Study: Concussion Symptom Severity Does Not Predict Delayed Symptom Resolution
Pediatrics, the official journal of the American Academy of Pediatrics, has released the findings of a provocative new study, which suggests the severity of symptoms in a child that has suffered a concussion is unrelated to how long it will take the child to recover from those symptoms.
What follows is an abstract of the study, published by Prediatrics:
BACKGROUND AND OBJECTIVES: Up to 30% of children who have concussion initially evaluated in the emergency department (ED) display delayed symptom resolution (DSR). Greater initial symptom severity may be an easily quantifiable predictor of DSR. We hypothesized that greater symptom severity immediately after injury increases the risk for DSR.
METHODS: We conducted a prospective longitudinal cohort study of children 8 to 18 years old presenting to the ED with concussion. Acute symptom severity was assessed using a graded symptom inventory. Presence of DSR was assessed 1 month later. Graded symptom inventory scores were tested for association with DSR by sensitivity analysis.
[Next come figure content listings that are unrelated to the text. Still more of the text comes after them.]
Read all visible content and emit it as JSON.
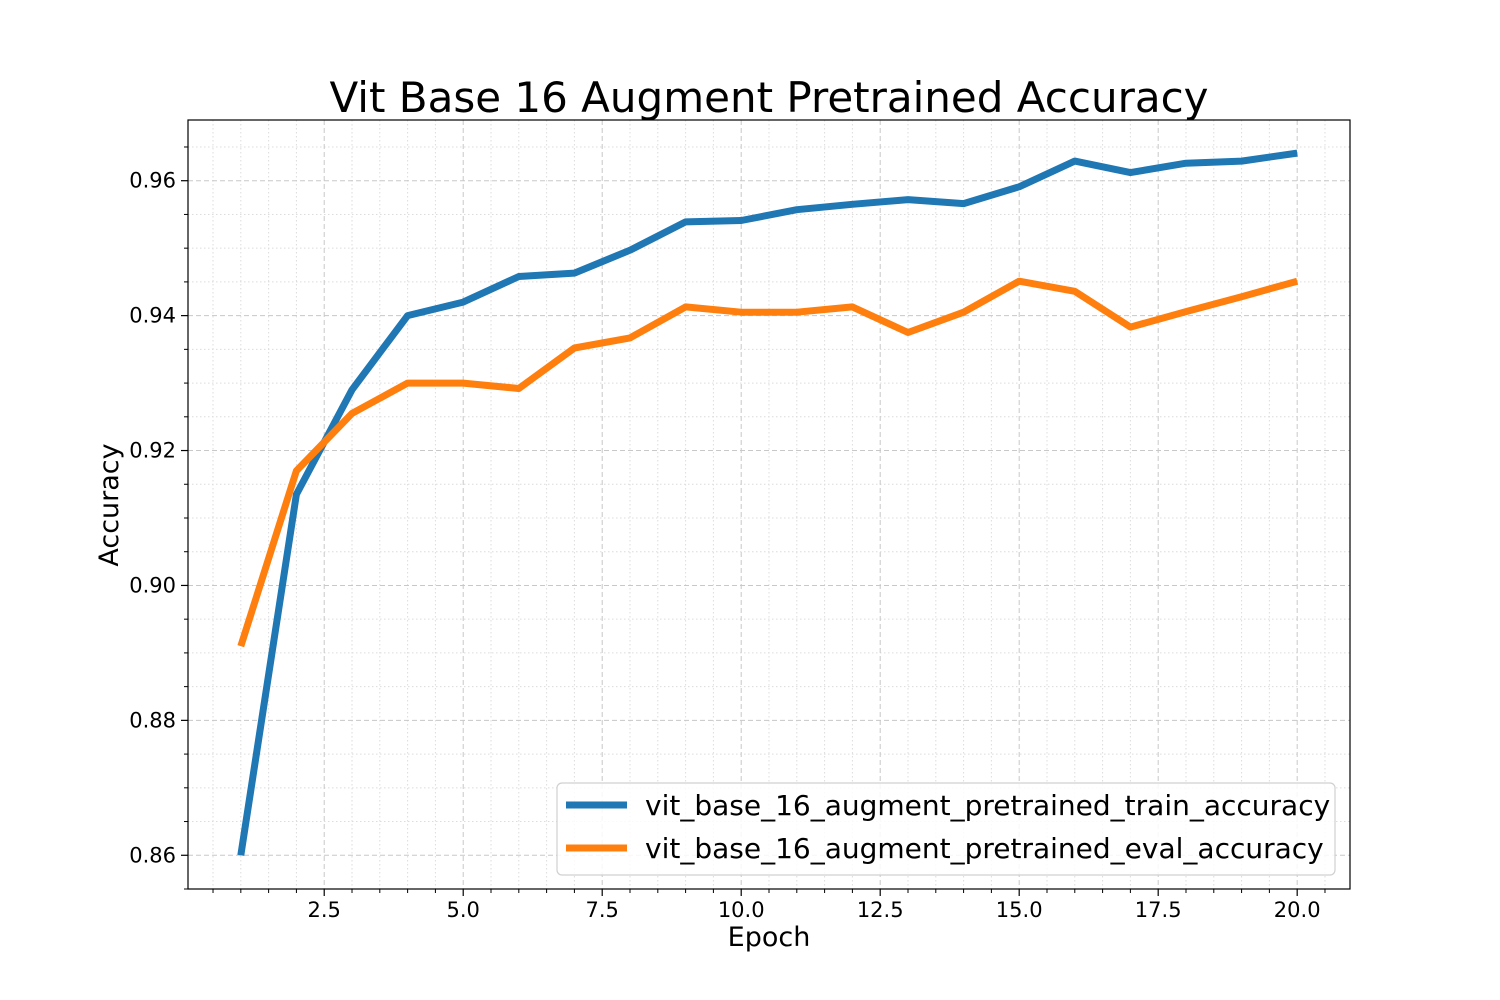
{
  "chart_data": {
    "type": "line",
    "title": "Vit Base 16 Augment Pretrained Accuracy",
    "xlabel": "Epoch",
    "ylabel": "Accuracy",
    "xlim": [
      0.05,
      20.95
    ],
    "ylim": [
      0.855,
      0.969
    ],
    "xticks": [
      2.5,
      5.0,
      7.5,
      10.0,
      12.5,
      15.0,
      17.5,
      20.0
    ],
    "xtick_labels": [
      "2.5",
      "5.0",
      "7.5",
      "10.0",
      "12.5",
      "15.0",
      "17.5",
      "20.0"
    ],
    "yticks": [
      0.86,
      0.88,
      0.9,
      0.92,
      0.94,
      0.96
    ],
    "ytick_labels": [
      "0.86",
      "0.88",
      "0.90",
      "0.92",
      "0.94",
      "0.96"
    ],
    "grid": true,
    "legend_position": "lower-right",
    "x": [
      1,
      2,
      3,
      4,
      5,
      6,
      7,
      8,
      9,
      10,
      11,
      12,
      13,
      14,
      15,
      16,
      17,
      18,
      19,
      20
    ],
    "series": [
      {
        "name": "vit_base_16_augment_pretrained_train_accuracy",
        "color": "#1f77b4",
        "values": [
          0.86,
          0.9135,
          0.929,
          0.94,
          0.942,
          0.9458,
          0.9463,
          0.9497,
          0.9539,
          0.9541,
          0.9557,
          0.9565,
          0.9572,
          0.9566,
          0.9591,
          0.9629,
          0.9612,
          0.9626,
          0.9629,
          0.9641
        ]
      },
      {
        "name": "vit_base_16_augment_pretrained_eval_accuracy",
        "color": "#ff7f0e",
        "values": [
          0.891,
          0.917,
          0.9255,
          0.93,
          0.93,
          0.9292,
          0.9352,
          0.9367,
          0.9413,
          0.9405,
          0.9405,
          0.9413,
          0.9375,
          0.9405,
          0.9451,
          0.9436,
          0.9383,
          0.9406,
          0.9428,
          0.9451
        ]
      }
    ]
  }
}
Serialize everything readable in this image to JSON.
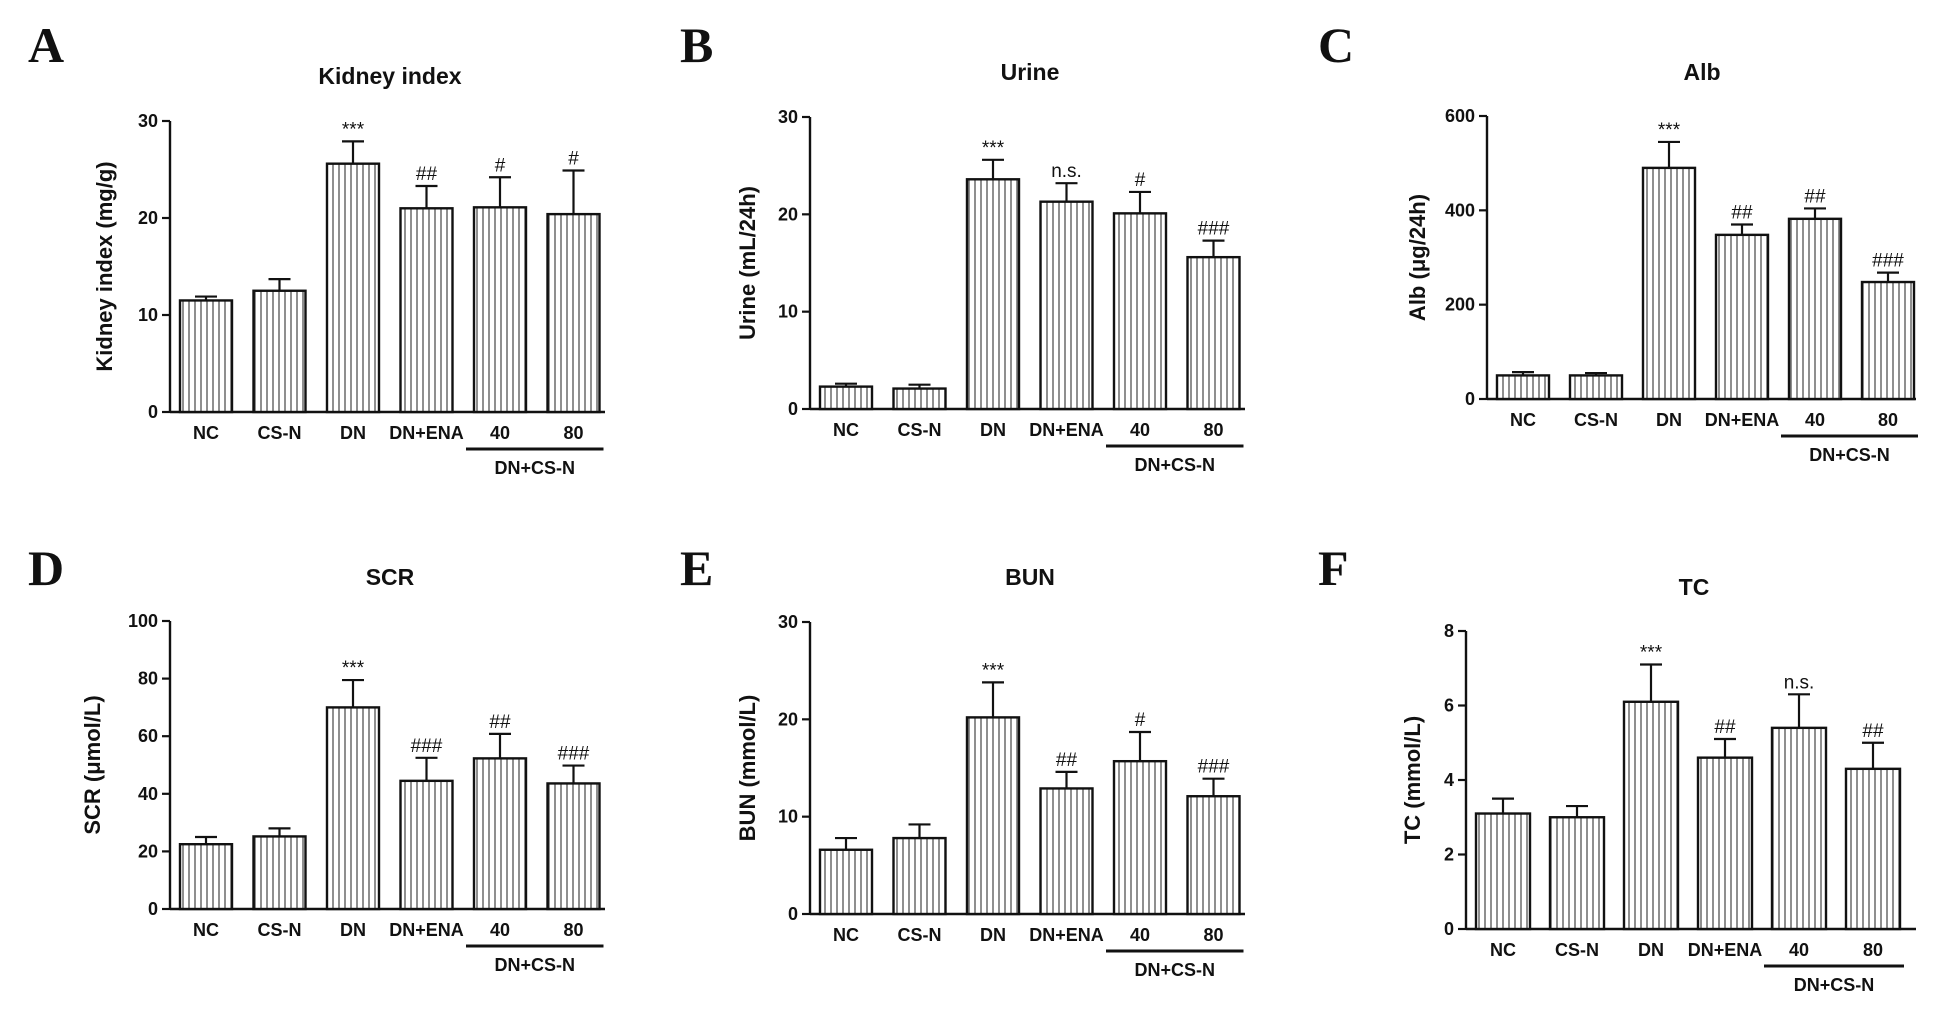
{
  "chart_data": [
    {
      "panel": "A",
      "type": "bar",
      "title": "Kidney index",
      "ylabel": "Kidney index (mg/g)",
      "ylim": [
        0,
        30
      ],
      "yticks": [
        "0",
        "10",
        "20",
        "30"
      ],
      "categories": [
        "NC",
        "CS-N",
        "DN",
        "DN+ENA",
        "40",
        "80"
      ],
      "group_label": "DN+CS-N",
      "values": [
        11.5,
        12.5,
        25.6,
        21.0,
        21.1,
        20.4
      ],
      "errors": [
        0.4,
        1.2,
        2.3,
        2.3,
        3.1,
        4.5
      ],
      "annotations": [
        "",
        "",
        "***",
        "##",
        "#",
        "#"
      ]
    },
    {
      "panel": "B",
      "type": "bar",
      "title": "Urine",
      "ylabel": "Urine (mL/24h)",
      "ylim": [
        0,
        30
      ],
      "yticks": [
        "0",
        "10",
        "20",
        "30"
      ],
      "categories": [
        "NC",
        "CS-N",
        "DN",
        "DN+ENA",
        "40",
        "80"
      ],
      "group_label": "DN+CS-N",
      "values": [
        2.3,
        2.1,
        23.6,
        21.3,
        20.1,
        15.6
      ],
      "errors": [
        0.3,
        0.4,
        2.0,
        1.9,
        2.2,
        1.7
      ],
      "annotations": [
        "",
        "",
        "***",
        "n.s.",
        "#",
        "###"
      ]
    },
    {
      "panel": "C",
      "type": "bar",
      "title": "Alb",
      "ylabel": "Alb (μg/24h)",
      "ylim": [
        0,
        600
      ],
      "yticks": [
        "0",
        "200",
        "400",
        "600"
      ],
      "categories": [
        "NC",
        "CS-N",
        "DN",
        "DN+ENA",
        "40",
        "80"
      ],
      "group_label": "DN+CS-N",
      "values": [
        50,
        50,
        490,
        348,
        382,
        248
      ],
      "errors": [
        7,
        5,
        55,
        22,
        22,
        20
      ],
      "annotations": [
        "",
        "",
        "***",
        "##",
        "##",
        "###"
      ]
    },
    {
      "panel": "D",
      "type": "bar",
      "title": "SCR",
      "ylabel": "SCR (μmol/L)",
      "ylim": [
        0,
        100
      ],
      "yticks": [
        "0",
        "20",
        "40",
        "60",
        "80",
        "100"
      ],
      "categories": [
        "NC",
        "CS-N",
        "DN",
        "DN+ENA",
        "40",
        "80"
      ],
      "group_label": "DN+CS-N",
      "values": [
        22.5,
        25.2,
        70.0,
        44.5,
        52.3,
        43.6
      ],
      "errors": [
        2.5,
        2.8,
        9.5,
        8.0,
        8.5,
        6.2
      ],
      "annotations": [
        "",
        "",
        "***",
        "###",
        "##",
        "###"
      ]
    },
    {
      "panel": "E",
      "type": "bar",
      "title": "BUN",
      "ylabel": "BUN (mmol/L)",
      "ylim": [
        0,
        30
      ],
      "yticks": [
        "0",
        "10",
        "20",
        "30"
      ],
      "categories": [
        "NC",
        "CS-N",
        "DN",
        "DN+ENA",
        "40",
        "80"
      ],
      "group_label": "DN+CS-N",
      "values": [
        6.6,
        7.8,
        20.2,
        12.9,
        15.7,
        12.1
      ],
      "errors": [
        1.2,
        1.4,
        3.6,
        1.7,
        3.0,
        1.8
      ],
      "annotations": [
        "",
        "",
        "***",
        "##",
        "#",
        "###"
      ]
    },
    {
      "panel": "F",
      "type": "bar",
      "title": "TC",
      "ylabel": "TC (mmol/L)",
      "ylim": [
        0,
        8
      ],
      "yticks": [
        "0",
        "2",
        "4",
        "6",
        "8"
      ],
      "categories": [
        "NC",
        "CS-N",
        "DN",
        "DN+ENA",
        "40",
        "80"
      ],
      "group_label": "DN+CS-N",
      "values": [
        3.1,
        3.0,
        6.1,
        4.6,
        5.4,
        4.3
      ],
      "errors": [
        0.4,
        0.3,
        1.0,
        0.5,
        0.9,
        0.7
      ],
      "annotations": [
        "",
        "",
        "***",
        "##",
        "n.s.",
        "##"
      ]
    }
  ]
}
We conducted a similar analysis for post-concussion syndrome (PCS) as defined by the International Statistical Classification of Diseases and Related Health Problems, 10th revision. Potential symptoms characteristic of DSR were explored by using hierarchical cluster analysis.
RESULTS: We enrolled 234 subjects; 179 (76%) completed follow-up. Thirty-eight subjects (21%) experienced DSR. Initial symptom severity was not significantly associated with DSR 1 month after concussion. A total of 22 subjects (12%) had PCS. Scores >10 (possible range, 0–28) were associated with an increased risk for PCS (RR, 3.1; 95% confidence interval 1.2–8.0). Three of 6 of the most characteristic symptoms of DSR were also most characteristic of early symptom resolution. However, cognitive symptoms were more characteristic of subjects reporting DSR.
CONCLUSIONS: Greater symptom severity measured at ED presentation does not predict DSR but is associated with PCS. Risk stratification therefore depends on how the persistent symptoms are defined. Cognitive symptoms may warrant particular attention in future study. Follow-up is recommended for all patients after ED evaluation of concussion to monitor for DSR.